Sans compromis avec l’adversaire, le premier ministre britannique est aussi sans état d’âme sur les moyens efficaces pour arriver à ses buts – y compris vassaliser l’Europe et, avec elle, la France. Il sera ainsi conduit à se rapprocher des États-Unis au point d’exprimer que, à choisir entre le Nouveau et le Vieux continent, il se désolidariserait de celui-ci.

S’il défend farouchement la valeur de son pays, le chef de la France libre, lui, se refuse à se commettre et à se compromettre avec un gouvernement qui a cédé au nazisme et, avec lui, à son antisémitisme. Or, l’un des mérites du film est de montrer que l’intransigeance morale du général n’est pas l’effet d’un égo surdimensionné, de cette posture hautaine jusqu’à paraître inhumaine, ou d’une insensibilité qui n’est en réalité qu’une vulnérabilité constamment maîtrisée, mais le fruit d’une politique lucide, puissante et intégratrice qui sait joindre les idéaux les plus élevés (la souveraineté de la France qui jamais ne cède moralement au nom de prétendus intérêts supérieurs) aux considérations les plus concrètes. En cela, le général De Gaulle ne se sépare pas seulement de ses homologues anglophones, mais du général Giraud qui, en concédant tout à Roosevelt, sacrifie l’âme de son pays en lui cédant son corps. Or, car c’est de cela qu’il s’agit, cette âme ou cet esprit qui vivifie le corps du peuple français ne peut être perçu adéquatement que par un regard supérieur – cette supériorité n’étant pas celle de la superbe surplombant le « crotté » et le « sans grade », mais celle, redisons-le, d’un regard ou plutôt d’une vision. Précisément, d’une vision spirituelle de la France et de son histoire sur la longue durée (nous entendrons De Gaulle citer deux fois Jeanne d’Arc et nous le verrons aussi à deux reprises abîmé dans la lecture de ses classiques, incarnés dans lesdits « classiques Garnier » ! Un seul regret : nous ne le verrons ni prier ni se réjouir en famille comme dans le premier volet.

Comment enfin ne pas admirer que cet homme à nouveau isolé tienne (malgré l’adversité récidivante et croissante), contienne (sa peur comme son découragement) et maintienne (le cap malgré les avis contraires apparemment prudents) ?

 

Comment dès lors ne pas se réjouir que, à l’issue du film, la salle parisienne si souvent individualiste et froide ait salué le film par des applaudissements nourris et enthousiastes !

Pascal Ide

Le film suit le parcours du général de Gaulle (Simon Abkarian) pendant la Seconde Guerre mondiale pour se faire reconnaître comme le représentant de la France libre, et notamment sa lutte politique avec le général Giraud (Thierry Lhermitte) en Afrique française ainsi que ses relations tendues avec le président américain Franklin Delano Roosevelt (Campbell Scott) et moins ses démêlées avec Winston Churchill (Simon Russell Beale).

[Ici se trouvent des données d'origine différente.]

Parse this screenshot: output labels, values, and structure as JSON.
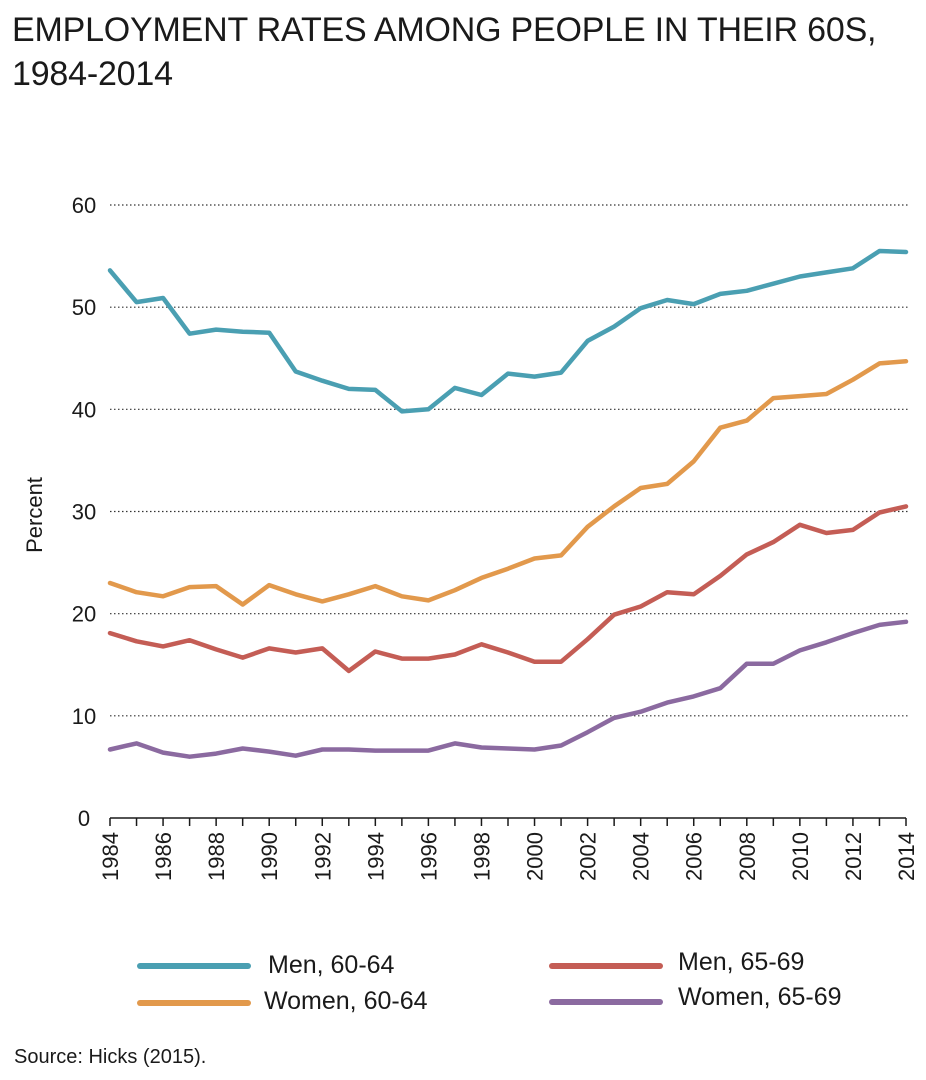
{
  "chart_data": {
    "type": "line",
    "title": "EMPLOYMENT RATES AMONG PEOPLE IN THEIR 60S, 1984-2014",
    "xlabel": "",
    "ylabel": "Percent",
    "ylim": [
      0,
      60
    ],
    "yticks": [
      "0",
      "10",
      "20",
      "30",
      "40",
      "50",
      "60"
    ],
    "xticks": [
      "1984",
      "1986",
      "1988",
      "1990",
      "1992",
      "1994",
      "1996",
      "1998",
      "2000",
      "2002",
      "2004",
      "2006",
      "2008",
      "2010",
      "2012",
      "2014"
    ],
    "grid": "horizontal dotted",
    "legend_position": "bottom",
    "x": [
      1984,
      1985,
      1986,
      1987,
      1988,
      1989,
      1990,
      1991,
      1992,
      1993,
      1994,
      1995,
      1996,
      1997,
      1998,
      1999,
      2000,
      2001,
      2002,
      2003,
      2004,
      2005,
      2006,
      2007,
      2008,
      2009,
      2010,
      2011,
      2012,
      2013,
      2014
    ],
    "series": [
      {
        "name": "Men, 60-64",
        "color": "#4a9fb2",
        "values": [
          53.6,
          50.5,
          50.9,
          47.4,
          47.8,
          47.6,
          47.5,
          43.7,
          42.8,
          42.0,
          41.9,
          39.8,
          40.0,
          42.1,
          41.4,
          43.5,
          43.2,
          43.6,
          46.7,
          48.1,
          49.9,
          50.7,
          50.3,
          51.3,
          51.6,
          52.3,
          53.0,
          53.4,
          53.8,
          55.5,
          55.4
        ]
      },
      {
        "name": "Women, 60-64",
        "color": "#e2994c",
        "values": [
          23.0,
          22.1,
          21.7,
          22.6,
          22.7,
          20.9,
          22.8,
          21.9,
          21.2,
          21.9,
          22.7,
          21.7,
          21.3,
          22.3,
          23.5,
          24.4,
          25.4,
          25.7,
          28.5,
          30.5,
          32.3,
          32.7,
          34.9,
          38.2,
          38.9,
          41.1,
          41.3,
          41.5,
          42.9,
          44.5,
          44.7
        ]
      },
      {
        "name": "Men, 65-69",
        "color": "#c45d55",
        "values": [
          18.1,
          17.3,
          16.8,
          17.4,
          16.5,
          15.7,
          16.6,
          16.2,
          16.6,
          14.4,
          16.3,
          15.6,
          15.6,
          16.0,
          17.0,
          16.2,
          15.3,
          15.3,
          17.5,
          19.9,
          20.7,
          22.1,
          21.9,
          23.7,
          25.8,
          27.0,
          28.7,
          27.9,
          28.2,
          29.9,
          30.5
        ]
      },
      {
        "name": "Women, 65-69",
        "color": "#8b6aa0",
        "values": [
          6.7,
          7.3,
          6.4,
          6.0,
          6.3,
          6.8,
          6.5,
          6.1,
          6.7,
          6.7,
          6.6,
          6.6,
          6.6,
          7.3,
          6.9,
          6.8,
          6.7,
          7.1,
          8.4,
          9.8,
          10.4,
          11.3,
          11.9,
          12.7,
          15.1,
          15.1,
          16.4,
          17.2,
          18.1,
          18.9,
          19.2
        ]
      }
    ]
  },
  "source": "Source: Hicks (2015)."
}
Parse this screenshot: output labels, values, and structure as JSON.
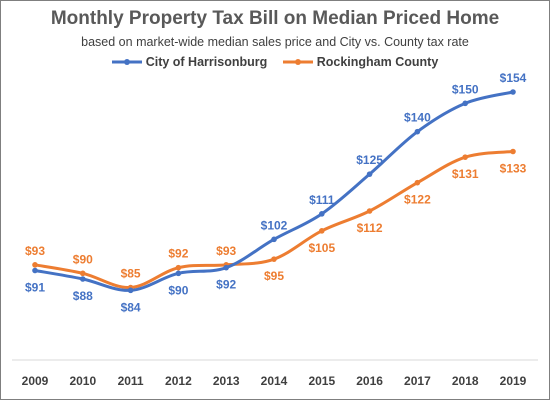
{
  "chart_data": {
    "type": "line",
    "title": "Monthly Property Tax Bill on Median Priced Home",
    "subtitle": "based on market-wide median sales price and City vs. County tax rate",
    "xlabel": "",
    "ylabel": "",
    "x": [
      "2009",
      "2010",
      "2011",
      "2012",
      "2013",
      "2014",
      "2015",
      "2016",
      "2017",
      "2018",
      "2019"
    ],
    "series": [
      {
        "name": "City of Harrisonburg",
        "color": "#4472c4",
        "values": [
          91,
          88,
          84,
          90,
          92,
          102,
          111,
          125,
          140,
          150,
          154
        ],
        "labels": [
          "$91",
          "$88",
          "$84",
          "$90",
          "$92",
          "$102",
          "$111",
          "$125",
          "$140",
          "$150",
          "$154"
        ]
      },
      {
        "name": "Rockingham County",
        "color": "#ed7d31",
        "values": [
          93,
          90,
          85,
          92,
          93,
          95,
          105,
          112,
          122,
          131,
          133
        ],
        "labels": [
          "$93",
          "$90",
          "$85",
          "$92",
          "$93",
          "$95",
          "$105",
          "$112",
          "$122",
          "$131",
          "$133"
        ]
      }
    ],
    "ylim": [
      70,
      160
    ],
    "grid": false,
    "legend_position": "top-center",
    "smooth": true
  }
}
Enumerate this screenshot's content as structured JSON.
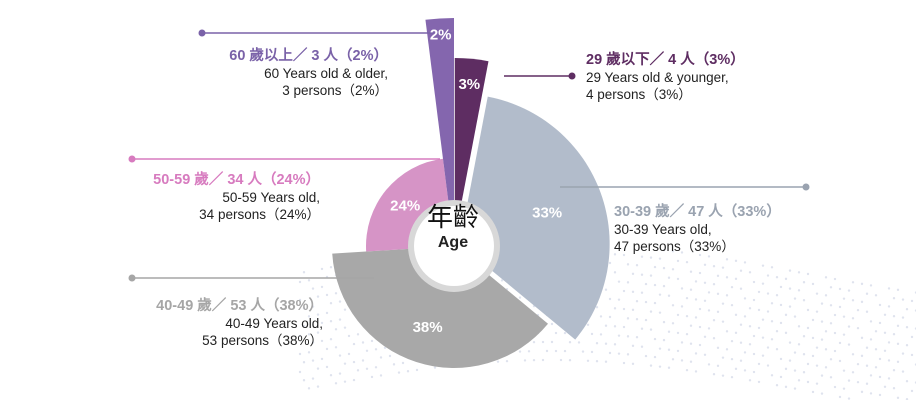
{
  "chart_data": {
    "type": "pie",
    "center_title_zh": "年齡",
    "center_title_en": "Age",
    "slices": [
      {
        "key": "29-under",
        "value": 3,
        "pct_label": "3%",
        "color": "#5e2d62",
        "label_color": "#5e2d62",
        "zh_label": "29 歲以下／ 4 人（3%）",
        "en_line1": "29 Years old & younger,",
        "en_line2": "4 persons（3%）"
      },
      {
        "key": "30-39",
        "value": 33,
        "pct_label": "33%",
        "color": "#b2bccb",
        "label_color": "#9aa3b0",
        "zh_label": "30-39 歲／ 47 人（33%）",
        "en_line1": "30-39 Years old,",
        "en_line2": "47 persons（33%）"
      },
      {
        "key": "40-49",
        "value": 38,
        "pct_label": "38%",
        "color": "#a8a8a8",
        "label_color": "#a6a6a6",
        "zh_label": "40-49 歲／ 53 人（38%）",
        "en_line1": "40-49 Years old,",
        "en_line2": "53 persons（38%）"
      },
      {
        "key": "50-59",
        "value": 24,
        "pct_label": "24%",
        "color": "#d694c6",
        "label_color": "#d77bbf",
        "zh_label": "50-59 歲／ 34 人（24%）",
        "en_line1": "50-59 Years old,",
        "en_line2": "34 persons（24%）"
      },
      {
        "key": "60-over",
        "value": 2,
        "pct_label": "2%",
        "color": "#8466ae",
        "label_color": "#7a62a8",
        "zh_label": "60 歲以上／ 3 人（2%）",
        "en_line1": "60 Years old & older,",
        "en_line2": "3 persons（2%）"
      }
    ],
    "legend": "none"
  }
}
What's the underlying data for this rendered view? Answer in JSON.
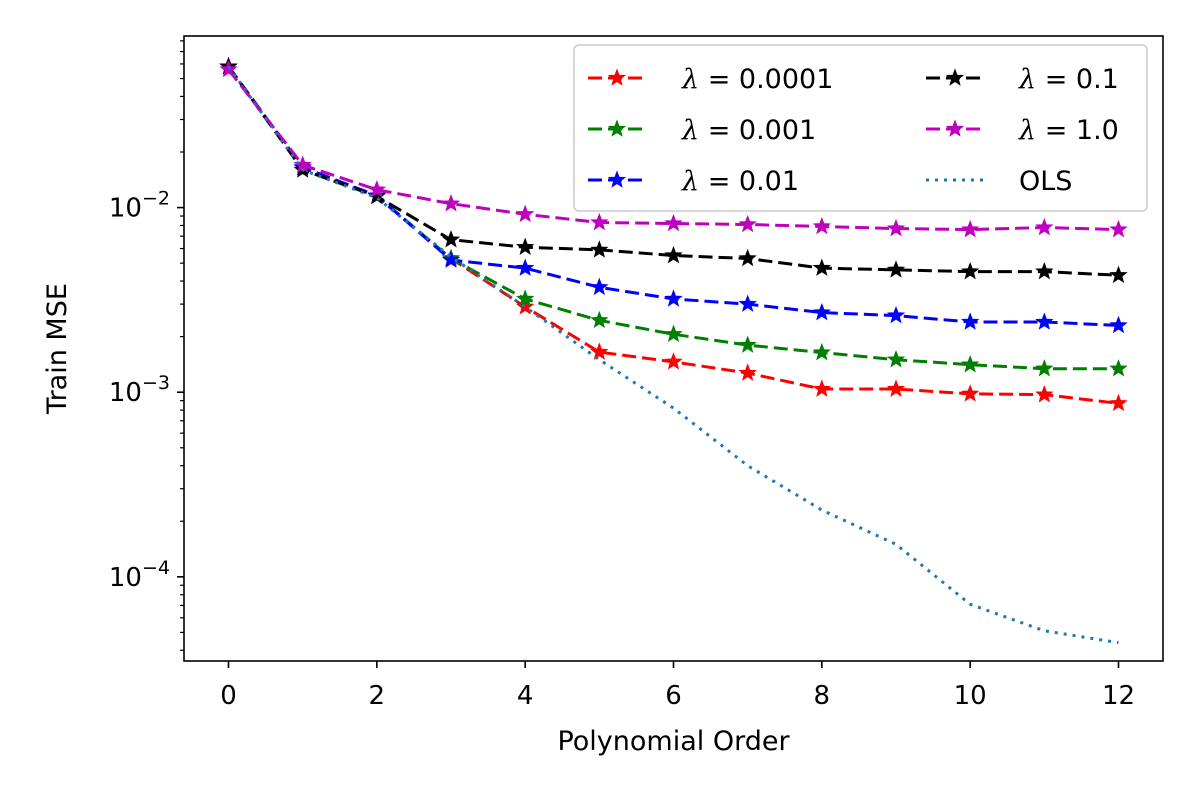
{
  "chart_data": {
    "type": "line",
    "xlabel": "Polynomial Order",
    "ylabel": "Train MSE",
    "yscale": "log",
    "xlim": [
      -0.6,
      12.6
    ],
    "ylim": [
      3.5e-05,
      0.085
    ],
    "xticks": [
      0,
      2,
      4,
      6,
      8,
      10,
      12
    ],
    "xtick_labels": [
      "0",
      "2",
      "4",
      "6",
      "8",
      "10",
      "12"
    ],
    "yticks": [
      0.01,
      0.001,
      0.0001
    ],
    "ytick_labels": [
      {
        "base": "10",
        "exp": "−2"
      },
      {
        "base": "10",
        "exp": "−3"
      },
      {
        "base": "10",
        "exp": "−4"
      }
    ],
    "legend_position": "upper right",
    "legend_columns": 2,
    "x": [
      0,
      1,
      2,
      3,
      4,
      5,
      6,
      7,
      8,
      9,
      10,
      11,
      12
    ],
    "series": [
      {
        "name": "λ = 0.0001",
        "lambda": "0.0001",
        "color": "#ff0000",
        "style": "dashed",
        "marker": "star",
        "values": [
          0.058,
          0.0165,
          0.0115,
          0.0053,
          0.0029,
          0.00165,
          0.00146,
          0.00127,
          0.00104,
          0.00104,
          0.00098,
          0.00097,
          0.00087
        ]
      },
      {
        "name": "λ = 0.001",
        "lambda": "0.001",
        "color": "#008000",
        "style": "dashed",
        "marker": "star",
        "values": [
          0.058,
          0.0165,
          0.0116,
          0.0053,
          0.0032,
          0.00245,
          0.00206,
          0.0018,
          0.00164,
          0.0015,
          0.00141,
          0.00134,
          0.00134
        ]
      },
      {
        "name": "λ = 0.01",
        "lambda": "0.01",
        "color": "#0000ff",
        "style": "dashed",
        "marker": "star",
        "values": [
          0.058,
          0.0165,
          0.0116,
          0.0052,
          0.0047,
          0.0037,
          0.0032,
          0.003,
          0.0027,
          0.0026,
          0.0024,
          0.0024,
          0.0023
        ]
      },
      {
        "name": "λ = 0.1",
        "lambda": "0.1",
        "color": "#000000",
        "style": "dashed",
        "marker": "star",
        "values": [
          0.058,
          0.016,
          0.0115,
          0.0067,
          0.0061,
          0.0059,
          0.0055,
          0.0053,
          0.0047,
          0.0046,
          0.0045,
          0.0045,
          0.0043
        ]
      },
      {
        "name": "λ = 1.0",
        "lambda": "1.0",
        "color": "#bf00bf",
        "style": "dashed",
        "marker": "star",
        "values": [
          0.056,
          0.017,
          0.0125,
          0.0105,
          0.0092,
          0.0083,
          0.0082,
          0.0081,
          0.0079,
          0.0077,
          0.0076,
          0.0078,
          0.0076
        ]
      },
      {
        "name": "OLS",
        "color": "#1f77b4",
        "style": "dotted",
        "marker": "none",
        "values": [
          0.058,
          0.016,
          0.0113,
          0.0054,
          0.0029,
          0.0015,
          0.00082,
          0.0004,
          0.00023,
          0.00015,
          7.1e-05,
          5.1e-05,
          4.4e-05
        ]
      }
    ]
  }
}
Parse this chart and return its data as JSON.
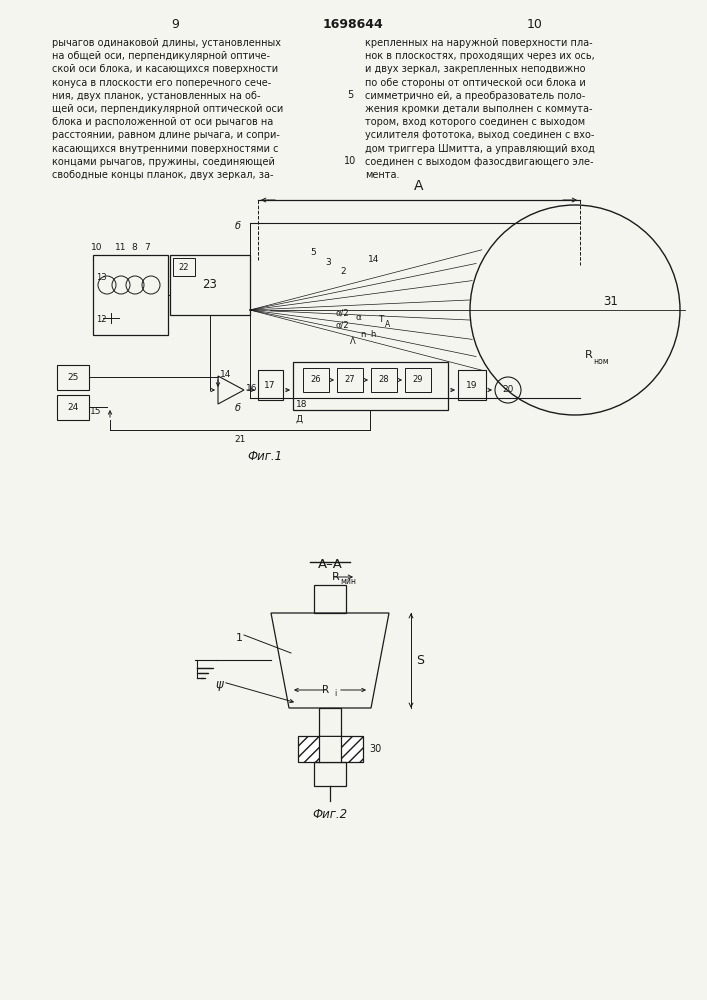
{
  "bg_color": "#f5f5f0",
  "line_color": "#1a1a1a",
  "text_color": "#1a1a1a",
  "page_num_left": "9",
  "page_num_center": "1698644",
  "page_num_right": "10",
  "col1_lines": [
    "рычагов одинаковой длины, установленных",
    "на общей оси, перпендикулярной оптиче-",
    "ской оси блока, и касающихся поверхности",
    "конуса в плоскости его поперечного сече-",
    "ния, двух планок, установленных на об-",
    "щей оси, перпендикулярной оптической оси",
    "блока и расположенной от оси рычагов на",
    "расстоянии, равном длине рычага, и сопри-",
    "касающихся внутренними поверхностями с",
    "концами рычагов, пружины, соединяющей",
    "свободные концы планок, двух зеркал, за-"
  ],
  "col2_lines": [
    "крепленных на наружной поверхности пла-",
    "нок в плоскостях, проходящих через их ось,",
    "и двух зеркал, закрепленных неподвижно",
    "по обе стороны от оптической оси блока и",
    "симметрично ей, а преобразователь поло-",
    "жения кромки детали выполнен с коммута-",
    "тором, вход которого соединен с выходом",
    "усилителя фототока, выход соединен с вхо-",
    "дом триггера Шмитта, а управляющий вход",
    "соединен с выходом фазосдвигающего эле-",
    "мента."
  ],
  "line_num_5_row": 4,
  "line_num_10_row": 9
}
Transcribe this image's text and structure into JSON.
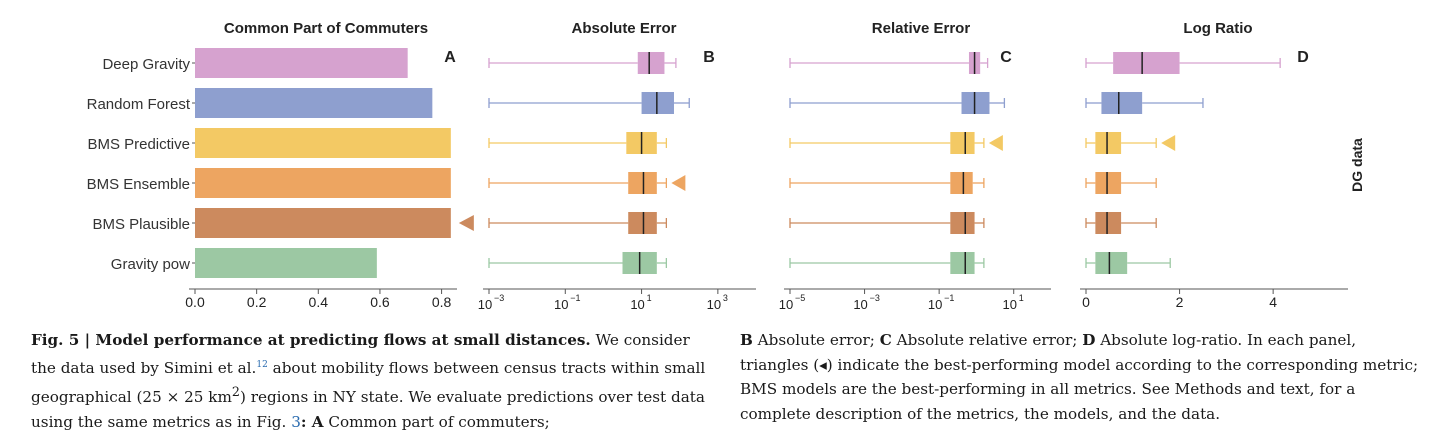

Le film décrit également différents épisodes historiques de la guerre du Désert, notamment la bataille de Ksar Ghilane menée par le général gaulliste Philippe Leclerc de Hauteclocque, plus connu sous le nom de général Leclerc (Niels Schneider), ainsi que l’unification de la Résistance française par Jean Moulin (Félix Kysyl), jusqu’à la Libération de Paris.